Following on, we briefly trace the history of the chosen people in their march down into Egypt, where they came under heavy bondage to the Egyptians until the time of their deliverance. When the prophetic period had expired, and the time for their release had come, God brought them out with a strong hand, to make them the depositaries of the Holy Oracles, and His peculiar treasure above all people. It was designed that through them, all the world should come to a knowledge of the true God. Their health was jealously guarded, and a fleshless diet was given them. (Exodus 16:35; Joshua 5:12.) But they despised “the corn of heaven,” and cried for flesh; so He permitted them to eat “clean” flesh. (Numbers 11 : 4-6; Deuteronomy 14: 3-20.)
It is recorded in “A Prayer of Moses the Man of God,” that the years of man were “threescore and ten” an evidence that the race was not benefited in the least by a diet of flesh. (Psalm 90:10.)
Later, in apostolic days, when the gospel was preached to the gentiles, the message of physical holiness was again proclaimed as a part of the gospel of salvation, in the words: “Ye are the temple of God. . . . If any man defile the temple of God, him shall God destroy; for the temple of God is holy, which temple ye are.” 1 Corinthians 3: i6, 17. Then follows the statement of a great principle, defining the motive which should actuate the recipients of grace in the exercise of Christian temperance in all things, and which will prove a safe guide to follow in the selection of the kind and quantity of food best suited to the keeping of the body in a state of health : “Whether therefore ye eat, or drink, or whatsoever ye do, do all to the glory of God.” I Corinthians 10:31.

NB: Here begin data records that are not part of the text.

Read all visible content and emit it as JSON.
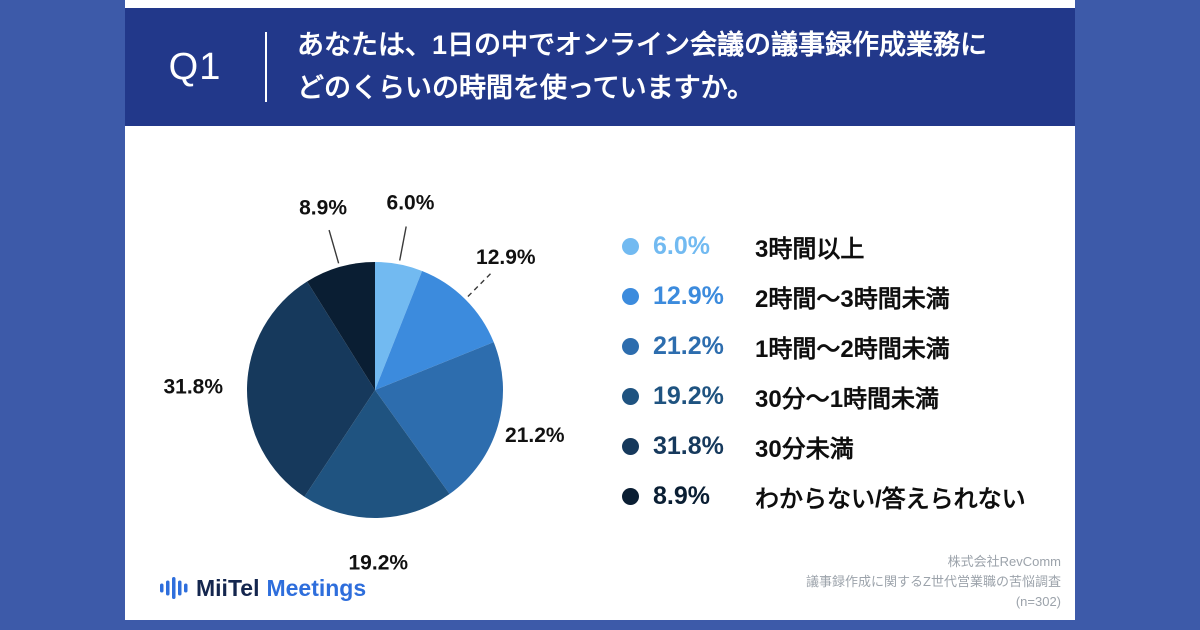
{
  "frame": {
    "color": "#3D5AA9"
  },
  "header": {
    "background": "#22388A",
    "question_number": "Q1",
    "question_line1": "あなたは、1日の中でオンライン会議の議事録作成業務に",
    "question_line2": "どのくらいの時間を使っていますか。"
  },
  "chart_data": {
    "type": "pie",
    "title": "あなたは、1日の中でオンライン会議の議事録作成業務にどのくらいの時間を使っていますか。",
    "unit": "%",
    "start_angle_deg": 0,
    "direction": "clockwise",
    "legend_position": "right",
    "slices": [
      {
        "label": "3時間以上",
        "value": 6.0,
        "color": "#72BAF1"
      },
      {
        "label": "2時間〜3時間未満",
        "value": 12.9,
        "color": "#3C8BDD"
      },
      {
        "label": "1時間〜2時間未満",
        "value": 21.2,
        "color": "#2D6DAE"
      },
      {
        "label": "30分〜1時間未満",
        "value": 19.2,
        "color": "#1F5380"
      },
      {
        "label": "30分未満",
        "value": 31.8,
        "color": "#16395C"
      },
      {
        "label": "わからない/答えられない",
        "value": 8.9,
        "color": "#0A1E33"
      }
    ]
  },
  "footer": {
    "logo": {
      "icon": "audio-bars-icon",
      "brand": "MiiTel",
      "product": "Meetings",
      "accent": "#2E6EDC"
    },
    "source_lines": [
      "株式会社RevComm",
      "議事録作成に関するZ世代営業職の苦悩調査",
      "(n=302)"
    ]
  }
}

This principle, if heeded, will control in all matters pertaining to the diet, as in every act of life, preserving us from intemperance in all its varied forms. “Every practice which destroys the physical, mental, and spiritual energies is sin. The laws of nature, as truly as the precepts of the Decalogue, are divine; and only in obedience to them can health be recovered and preserved.”
The desire of God for every human being is expressed in the words, “Beloved, I wish above all things that thou mayest prosper and be in health, even as thy soul prospereth.” 3 John 2. Here, as ever, inspiration places the health of the body on an equality with the health of the soul, as indeed they are dependent one upon the other.
To the chosen people, the laws relating to both spiritual and physical well-being were made plain; and on condition of obedience, they were assured, “The Lord will take away from thee all sickness.” Deuteronomy 7: 15. “Ye shall serve the Lord your God, and He shall bless thy bread, and thy water; and I will take sickness away from the midst of thee.” Exodus 23: 25. These promises are likewise for us today; and it is the privilege of every child of God, through obedience, to know the meaning of His promise, “I am the Lord that healeth thee.” Exodus 15: 26.